Whether or not they’re actually good, I’ve thought about reading them simply because they are so popular and many people in my generation grew up with this as THE example of a good book. There’s actually a number of books like this that I have tucked away in memory.
We read Donald Miller’s Blue Like Jazz for rhetorical analysis in one of my high school English classes. It’s a sad testament to that class that I hardly remember anything from the book, but it was still really big in it’s day, and I might enjoy going back and actually paying attention to it. I haven’t heard anyone refer to Francis Schaeffer’s How Should We Then Live recently, but I did at various points through high school, and I’m curious to see what it’s really all about. It’s been seven years since William P. Young’s The Shack came out, and I still have yet to hear someone give a good explanation of what on earth it’s about and why it was so popular.

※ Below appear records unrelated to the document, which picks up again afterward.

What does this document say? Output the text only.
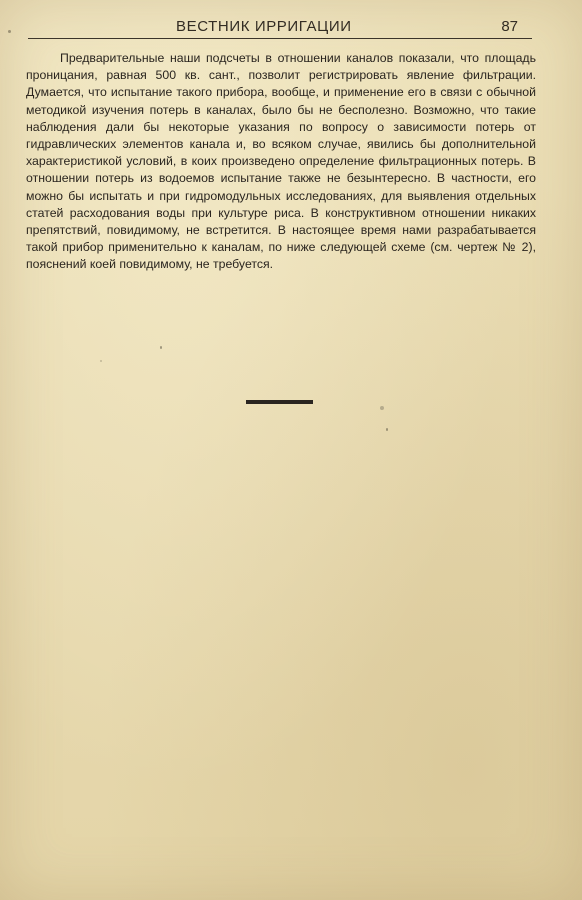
ВЕСТНИК ИРРИГАЦИИ	87

Предварительные наши подсчеты в отношении каналов показали, что площадь проницания, равная 500 кв. сант., позволит регистрировать явление фильтрации. Думается, что испытание такого прибора, вообще, и применение его в связи с обычной методикой изучения потерь в каналах, было бы не бесполезно. Возможно, что такие наблюдения дали бы некоторые указания по вопросу о зависимости потерь от гидравлических элементов канала и, во всяком случае, явились бы дополнительной характеристикой условий, в коих произведено определение фильтрационных потерь. В отношении потерь из водоемов испытание также не безынтересно. В частности, его можно бы испытать и при гидромодульных исследованиях, для выявления отдельных статей расходования воды при культуре риса. В конструктивном отношении никаких препятствий, повидимому, не встретится. В настоящее время нами разрабатывается такой прибор применительно к каналам, по ниже следующей схеме (см. чертеж № 2), пояснений коей повидимому, не требуется.
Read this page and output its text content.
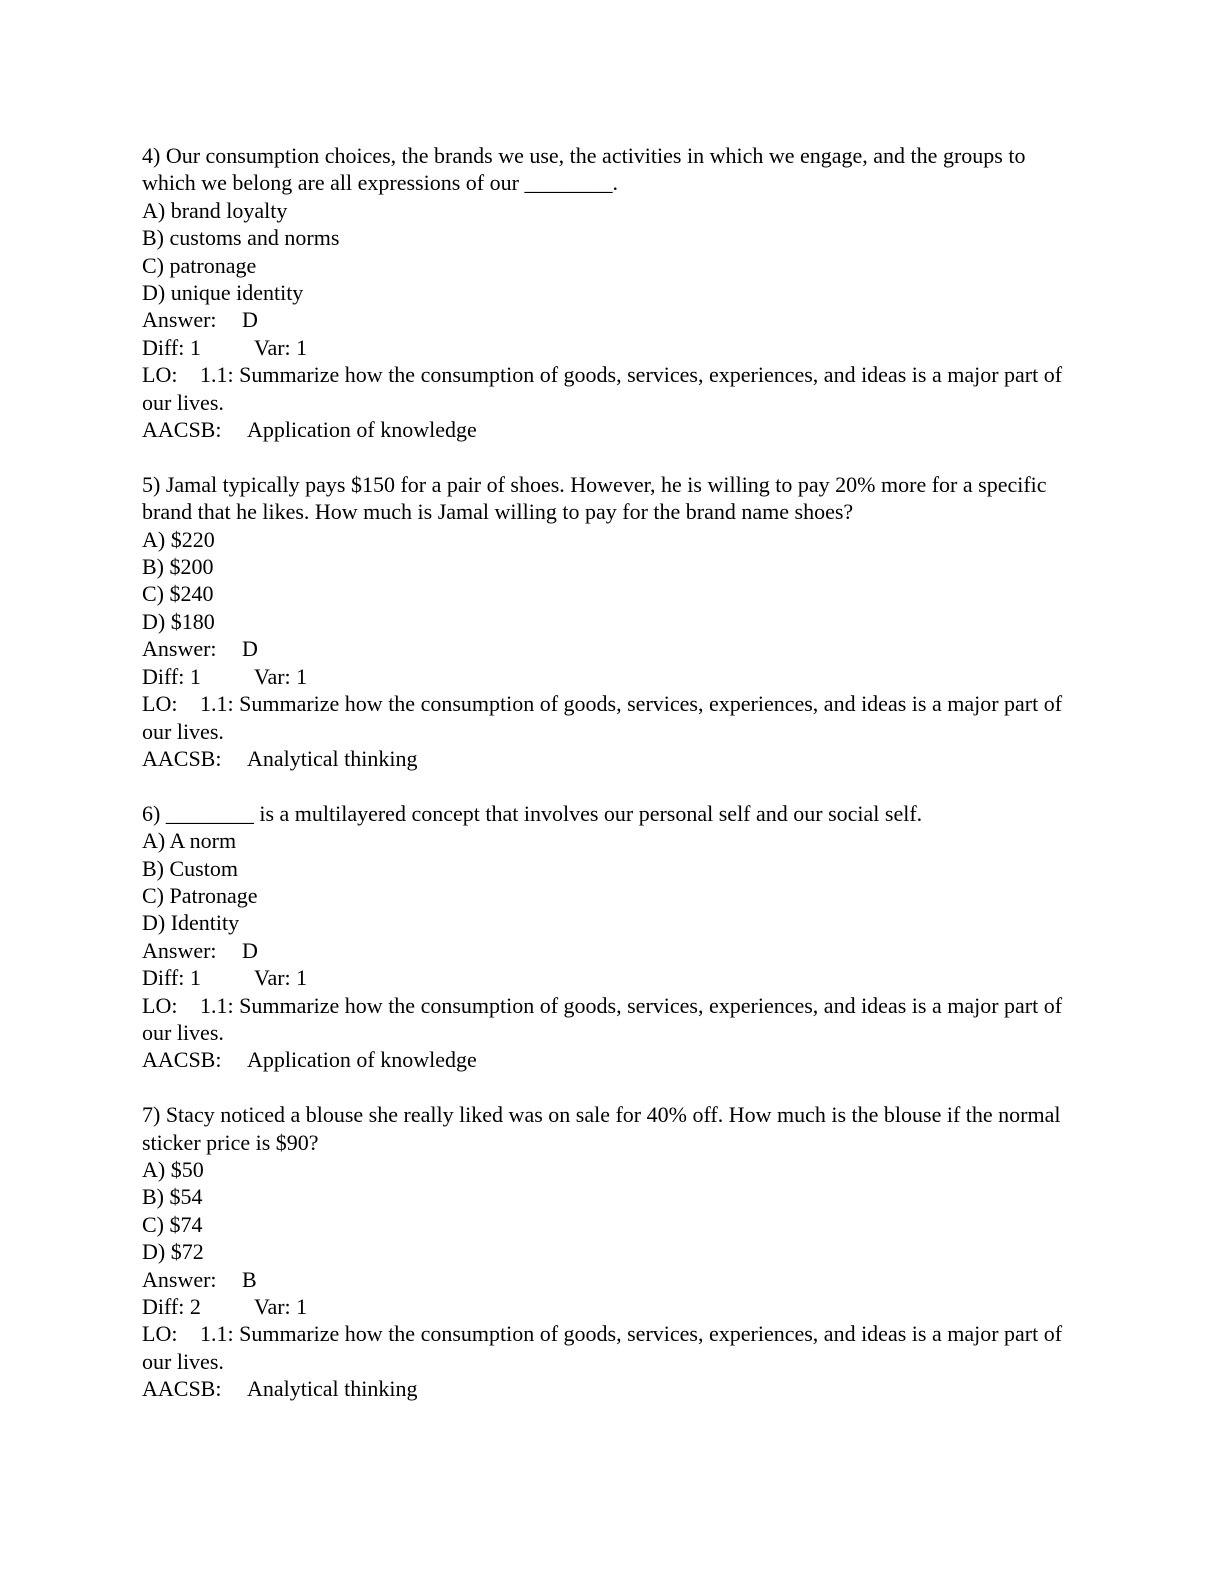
4) Our consumption choices, the brands we use, the activities in which we engage, and the groups to which we belong are all expressions of our ________.
A) brand loyalty
B) customs and norms
C) patronage
D) unique identity
Answer: D
Diff: 1 Var: 1
LO: 1.1: Summarize how the consumption of goods, services, experiences, and ideas is a major part of our lives.
AACSB: Application of knowledge
5) Jamal typically pays $150 for a pair of shoes. However, he is willing to pay 20% more for a specific brand that he likes. How much is Jamal willing to pay for the brand name shoes?
A) $220
B) $200
C) $240
D) $180
Answer: D
Diff: 1 Var: 1
LO: 1.1: Summarize how the consumption of goods, services, experiences, and ideas is a major part of our lives.
AACSB: Analytical thinking
6) ________ is a multilayered concept that involves our personal self and our social self.
A) A norm
B) Custom
C) Patronage
D) Identity
Answer: D
Diff: 1 Var: 1
LO: 1.1: Summarize how the consumption of goods, services, experiences, and ideas is a major part of our lives.
AACSB: Application of knowledge
7) Stacy noticed a blouse she really liked was on sale for 40% off. How much is the blouse if the normal sticker price is $90?
A) $50
B) $54
C) $74
D) $72
Answer: B
Diff: 2 Var: 1
LO: 1.1: Summarize how the consumption of goods, services, experiences, and ideas is a major part of our lives.
AACSB: Analytical thinking
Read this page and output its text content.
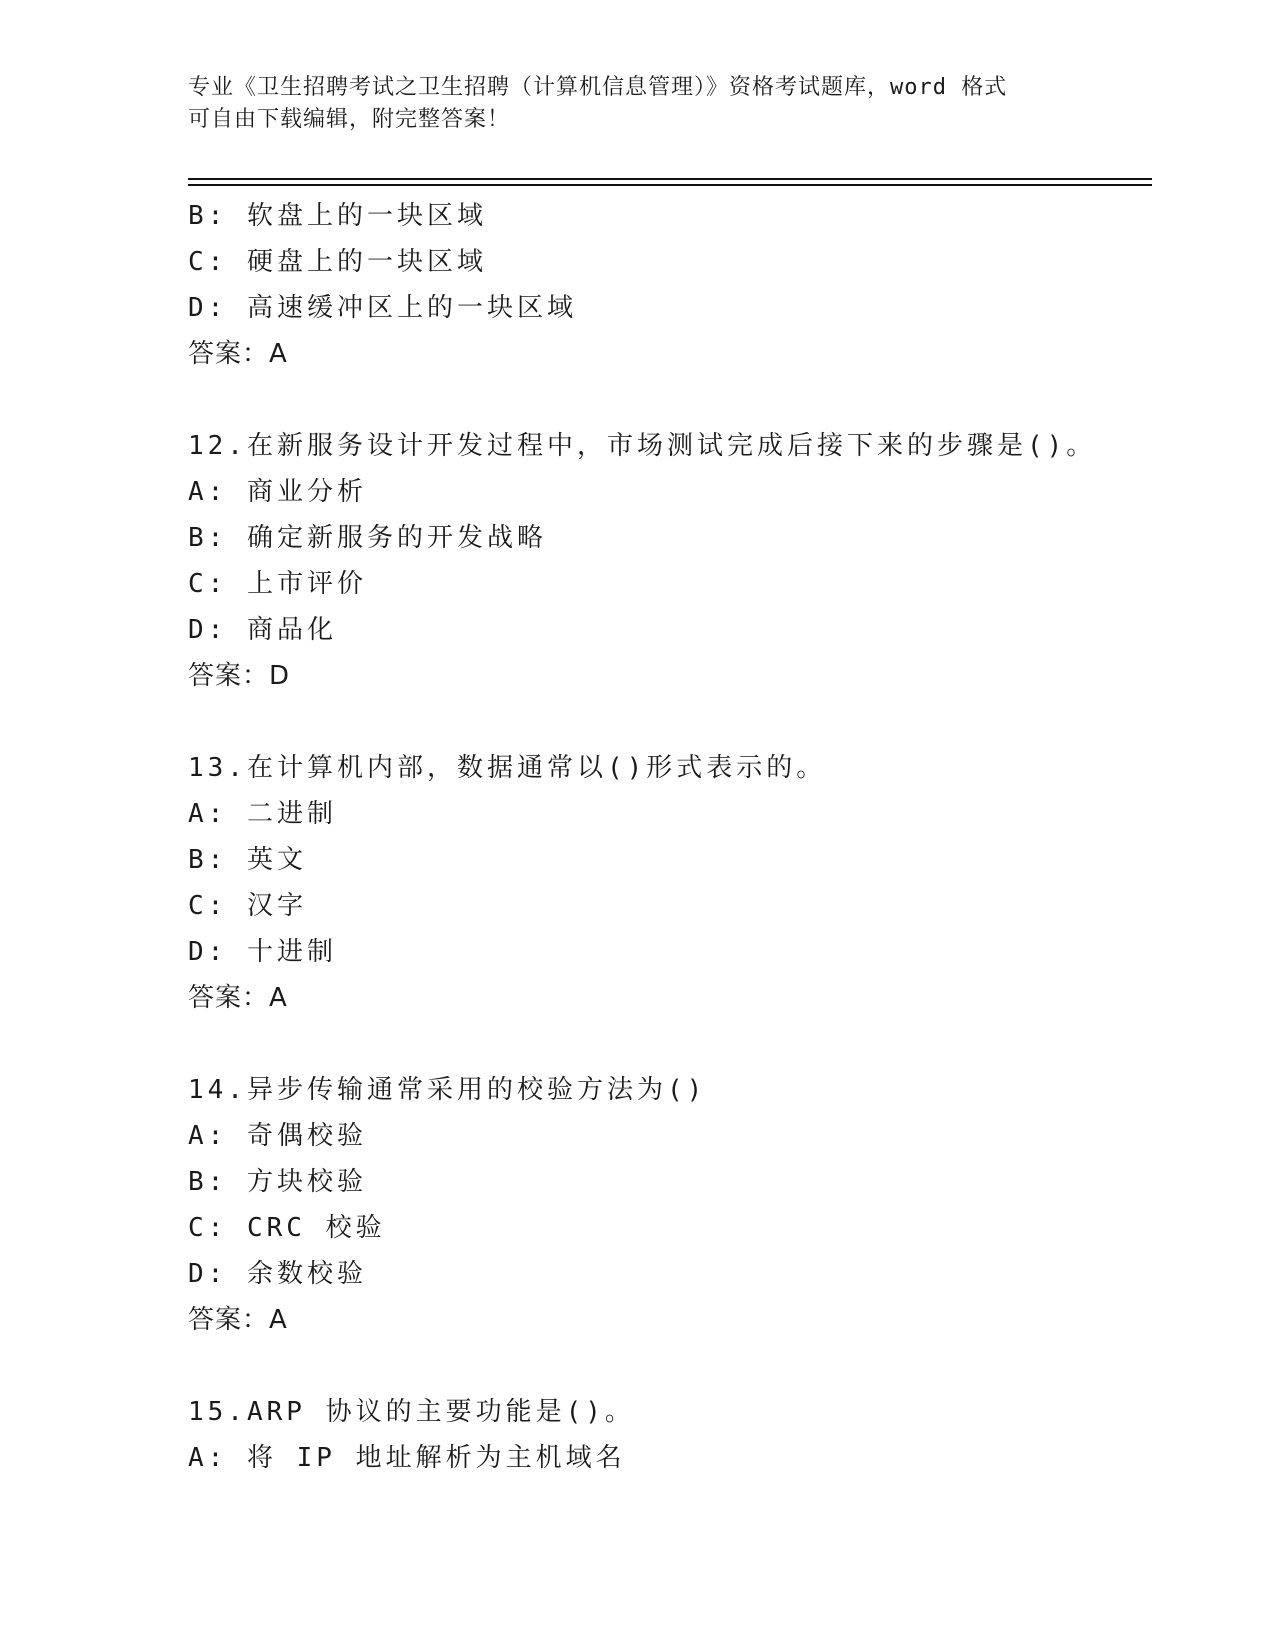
专业《卫生招聘考试之卫生招聘（计算机信息管理）》资格考试题库，word 格式
可自由下载编辑，附完整答案！
B: 软盘上的一块区域
C: 硬盘上的一块区域
D: 高速缓冲区上的一块区域
答案：A
12.在新服务设计开发过程中，市场测试完成后接下来的步骤是()。
A: 商业分析
B: 确定新服务的开发战略
C: 上市评价
D: 商品化
答案：D
13.在计算机内部，数据通常以()形式表示的。
A: 二进制
B: 英文
C: 汉字
D: 十进制
答案：A
14.异步传输通常采用的校验方法为()
A: 奇偶校验
B: 方块校验
C: CRC 校验
D: 余数校验
答案：A
15.ARP 协议的主要功能是()。
A: 将 IP 地址解析为主机域名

Some books come and go for good reason, and I don’t expect anything on this B-list of writing to be incredibly life-altering. But as a person interested in understanding the world, my question is whether it’s worth the time to read books that aren’t big any more, but have left ideas tucked away in people’s minds. I imagine it like playing historian for recent decades in the way that we read a cheesy, didactic utopian novel for the history class I took in college on the American Reconstruction Era to WWII.
With so many good things to read out there, is it still worth the time to study the cultural bandwagon once it’s a few blocks down the street? If nothing else, maybe my friends who have shunned me for not reading Harry Potter will let up on their good-natured disapproval if I ever get around to it.